6.3. Now, insofar as the reliance placed upon the decision of this Court in the case of Prem Singh (supra) by the learned counsel appearing on behalf of the appellants is concerned, the reliance placed upon the said decision is absolutely misplaced. In the said case, this Court was considering the validity of Rule 3(8) of the U.P. Retirement Benefit Rules, 1961, under which the entire service rendered as work charged was not to be counted for qualifying service for pension. To that, this Court has observed and held that after rendering service as work Civil Appeal No. 3155 of 2023 charged for number of years in the Government establishment / department, denying them the pension on the ground that they have not completed the qualifying service for pension would be unjust, arbitrary and illegal. Therefore, this Court has observed and held that their services rendered as work charged shall be considered / counted for qualifying service. This Court has not observed and held that the entire service rendered as work charged shall be considered / counted for the quantum of pension / pension. The decision of this Court in the case of Prem Singh (supra), therefore, would be restricted to the counting of service rendered as work charged for qualifying service for pension."
(emphasis added)
7. Learned counsel for the petitioner has further submitted that even after coming into force of Uttar Pradesh Qualifying Service For Pension Validation Act, 2021 and have come to be amended retrospectively the Court in the case of Awadhesh Kumar Srivastava v. State of U.P. and others (Writ - A No.- 746 of 2023) delivered on 3rd July, 2023 has clearly observed that even legislature cannot take away the benefit conferred by the judicial pronouncement of Constitutional law Courts have meeting the ratio thereof. Vide paragraph 46 it has been observed thus:
"46. In such view of the fact, this Court finds that U.P. Act No.1 of 2021 does not qualify the three tests laid down by the Apex Court in the judgements referred above to negate the benefit of the judgement of the Apex Court in Prem Singh's case (supra)."

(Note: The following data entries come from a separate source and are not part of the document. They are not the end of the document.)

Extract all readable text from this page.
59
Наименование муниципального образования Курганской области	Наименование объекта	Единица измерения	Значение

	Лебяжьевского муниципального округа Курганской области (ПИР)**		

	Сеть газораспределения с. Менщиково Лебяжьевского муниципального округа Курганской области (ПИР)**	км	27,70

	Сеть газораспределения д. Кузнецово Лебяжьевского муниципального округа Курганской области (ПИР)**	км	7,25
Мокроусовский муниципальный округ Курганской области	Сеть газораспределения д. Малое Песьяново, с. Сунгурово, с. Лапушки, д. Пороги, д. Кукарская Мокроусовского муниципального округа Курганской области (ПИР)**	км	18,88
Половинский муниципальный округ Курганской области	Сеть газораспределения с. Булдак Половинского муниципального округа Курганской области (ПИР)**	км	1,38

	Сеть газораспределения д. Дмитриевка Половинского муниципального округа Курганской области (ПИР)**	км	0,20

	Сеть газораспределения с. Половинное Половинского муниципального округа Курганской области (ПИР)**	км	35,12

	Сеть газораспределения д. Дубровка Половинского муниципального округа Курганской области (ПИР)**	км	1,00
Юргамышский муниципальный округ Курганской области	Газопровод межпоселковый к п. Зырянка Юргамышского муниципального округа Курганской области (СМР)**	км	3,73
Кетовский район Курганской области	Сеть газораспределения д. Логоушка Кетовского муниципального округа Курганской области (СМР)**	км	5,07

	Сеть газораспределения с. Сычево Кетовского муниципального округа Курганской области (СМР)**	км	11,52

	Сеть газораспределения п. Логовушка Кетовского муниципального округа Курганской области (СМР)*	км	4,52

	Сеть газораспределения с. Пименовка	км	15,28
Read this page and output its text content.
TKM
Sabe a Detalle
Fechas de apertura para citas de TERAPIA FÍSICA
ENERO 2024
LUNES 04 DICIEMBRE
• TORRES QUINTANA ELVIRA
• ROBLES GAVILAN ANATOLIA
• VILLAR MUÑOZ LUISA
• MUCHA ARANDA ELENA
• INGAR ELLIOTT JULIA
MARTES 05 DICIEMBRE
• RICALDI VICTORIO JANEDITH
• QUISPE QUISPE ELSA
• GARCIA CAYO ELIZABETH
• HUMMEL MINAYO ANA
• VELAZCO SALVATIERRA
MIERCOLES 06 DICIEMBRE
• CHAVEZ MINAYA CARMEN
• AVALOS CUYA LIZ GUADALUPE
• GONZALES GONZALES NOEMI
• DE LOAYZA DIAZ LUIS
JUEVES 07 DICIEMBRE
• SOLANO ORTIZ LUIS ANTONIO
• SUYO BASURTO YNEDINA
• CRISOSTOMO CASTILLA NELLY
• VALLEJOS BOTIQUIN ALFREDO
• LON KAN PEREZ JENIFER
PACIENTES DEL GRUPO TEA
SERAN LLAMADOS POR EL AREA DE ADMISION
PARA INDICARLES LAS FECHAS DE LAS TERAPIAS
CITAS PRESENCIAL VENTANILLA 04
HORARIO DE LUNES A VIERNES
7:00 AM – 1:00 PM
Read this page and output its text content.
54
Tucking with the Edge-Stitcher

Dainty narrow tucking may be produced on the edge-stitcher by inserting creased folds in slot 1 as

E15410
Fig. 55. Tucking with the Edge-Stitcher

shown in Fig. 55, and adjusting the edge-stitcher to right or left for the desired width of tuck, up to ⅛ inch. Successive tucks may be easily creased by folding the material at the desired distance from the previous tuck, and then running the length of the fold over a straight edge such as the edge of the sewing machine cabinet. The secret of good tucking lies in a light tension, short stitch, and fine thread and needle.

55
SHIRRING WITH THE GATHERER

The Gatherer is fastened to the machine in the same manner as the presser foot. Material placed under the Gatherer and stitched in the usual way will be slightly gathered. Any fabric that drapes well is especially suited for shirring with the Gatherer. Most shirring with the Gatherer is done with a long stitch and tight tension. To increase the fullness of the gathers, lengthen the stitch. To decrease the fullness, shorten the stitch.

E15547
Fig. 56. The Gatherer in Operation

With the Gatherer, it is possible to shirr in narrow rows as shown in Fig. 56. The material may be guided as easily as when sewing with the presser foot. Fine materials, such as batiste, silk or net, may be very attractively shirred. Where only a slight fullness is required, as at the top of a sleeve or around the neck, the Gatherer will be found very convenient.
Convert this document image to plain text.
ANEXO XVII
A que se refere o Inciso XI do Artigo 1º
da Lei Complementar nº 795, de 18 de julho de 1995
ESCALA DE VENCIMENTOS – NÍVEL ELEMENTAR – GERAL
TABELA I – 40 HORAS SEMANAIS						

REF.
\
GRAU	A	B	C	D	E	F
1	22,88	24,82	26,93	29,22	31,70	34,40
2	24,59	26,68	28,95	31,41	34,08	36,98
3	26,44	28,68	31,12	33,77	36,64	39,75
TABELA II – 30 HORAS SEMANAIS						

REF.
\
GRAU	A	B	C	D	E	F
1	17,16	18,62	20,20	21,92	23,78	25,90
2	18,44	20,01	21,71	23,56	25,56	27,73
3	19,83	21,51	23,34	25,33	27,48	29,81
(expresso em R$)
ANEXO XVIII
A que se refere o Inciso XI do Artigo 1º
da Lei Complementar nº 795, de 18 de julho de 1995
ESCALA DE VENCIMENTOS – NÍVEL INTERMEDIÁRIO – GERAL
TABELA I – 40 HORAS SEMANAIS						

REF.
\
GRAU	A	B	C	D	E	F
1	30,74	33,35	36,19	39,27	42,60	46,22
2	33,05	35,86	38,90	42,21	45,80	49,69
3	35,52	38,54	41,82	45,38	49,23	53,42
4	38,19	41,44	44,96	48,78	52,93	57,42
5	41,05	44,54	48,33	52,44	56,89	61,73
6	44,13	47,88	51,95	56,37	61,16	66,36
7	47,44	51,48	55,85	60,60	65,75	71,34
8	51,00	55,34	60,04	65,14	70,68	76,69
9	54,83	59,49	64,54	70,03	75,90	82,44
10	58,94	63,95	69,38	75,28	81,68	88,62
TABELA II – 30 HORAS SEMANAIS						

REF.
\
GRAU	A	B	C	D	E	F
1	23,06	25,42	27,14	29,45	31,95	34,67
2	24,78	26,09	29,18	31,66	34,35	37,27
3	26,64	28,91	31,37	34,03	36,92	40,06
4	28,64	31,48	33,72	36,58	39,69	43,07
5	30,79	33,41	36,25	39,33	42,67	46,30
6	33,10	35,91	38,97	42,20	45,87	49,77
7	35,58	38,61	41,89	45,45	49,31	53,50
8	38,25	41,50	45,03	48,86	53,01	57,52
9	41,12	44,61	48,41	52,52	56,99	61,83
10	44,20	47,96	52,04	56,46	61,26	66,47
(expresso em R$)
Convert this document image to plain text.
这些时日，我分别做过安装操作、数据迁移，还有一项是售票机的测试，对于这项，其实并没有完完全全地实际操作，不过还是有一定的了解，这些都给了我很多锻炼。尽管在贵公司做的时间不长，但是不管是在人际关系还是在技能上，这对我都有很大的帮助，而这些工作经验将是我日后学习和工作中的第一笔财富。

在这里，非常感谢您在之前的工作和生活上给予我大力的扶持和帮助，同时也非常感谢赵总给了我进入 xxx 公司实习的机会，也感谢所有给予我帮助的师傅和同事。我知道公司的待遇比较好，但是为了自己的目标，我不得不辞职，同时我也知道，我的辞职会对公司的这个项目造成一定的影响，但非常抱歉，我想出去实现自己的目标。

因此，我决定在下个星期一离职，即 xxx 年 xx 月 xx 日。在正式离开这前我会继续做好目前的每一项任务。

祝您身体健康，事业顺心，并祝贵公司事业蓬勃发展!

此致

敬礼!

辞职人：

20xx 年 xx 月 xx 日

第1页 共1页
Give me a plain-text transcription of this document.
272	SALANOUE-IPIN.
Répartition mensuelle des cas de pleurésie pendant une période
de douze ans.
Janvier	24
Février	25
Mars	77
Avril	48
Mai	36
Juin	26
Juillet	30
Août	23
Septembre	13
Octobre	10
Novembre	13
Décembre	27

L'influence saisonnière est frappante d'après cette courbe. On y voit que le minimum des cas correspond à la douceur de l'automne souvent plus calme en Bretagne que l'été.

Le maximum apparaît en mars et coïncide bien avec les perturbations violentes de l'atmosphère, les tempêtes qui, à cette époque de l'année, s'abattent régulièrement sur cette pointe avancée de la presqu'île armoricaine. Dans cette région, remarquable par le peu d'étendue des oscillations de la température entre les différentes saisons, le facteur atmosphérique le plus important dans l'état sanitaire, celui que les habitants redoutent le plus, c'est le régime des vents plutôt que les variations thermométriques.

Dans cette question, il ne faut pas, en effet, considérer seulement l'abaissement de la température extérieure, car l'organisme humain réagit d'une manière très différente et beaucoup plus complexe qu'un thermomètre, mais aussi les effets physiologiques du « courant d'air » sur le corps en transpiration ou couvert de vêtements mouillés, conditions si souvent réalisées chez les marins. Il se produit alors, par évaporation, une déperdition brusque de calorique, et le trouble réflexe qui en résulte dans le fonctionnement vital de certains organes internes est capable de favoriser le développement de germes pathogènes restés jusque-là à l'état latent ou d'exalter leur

8. Learned Standing Counsel submits that matter requires consideration in the first instance by the competent authority.
9. In view of the above, this petition stands disposed of with a direction that in the event petitioner approaches the authority by making application/ representation along with certified copy of this order within a period of 30 days from today, the competent authority shall look into and consider the claim of the petitioner strictly in accordance with law and also considering the law laid down by the Court in the judgments referred to hereinabove and shall dispose of the same as expeditiously as possible preferably within a further period of two months.
10. Needless to add that the order to be passed by the authority, shall be reasoned and speaking one.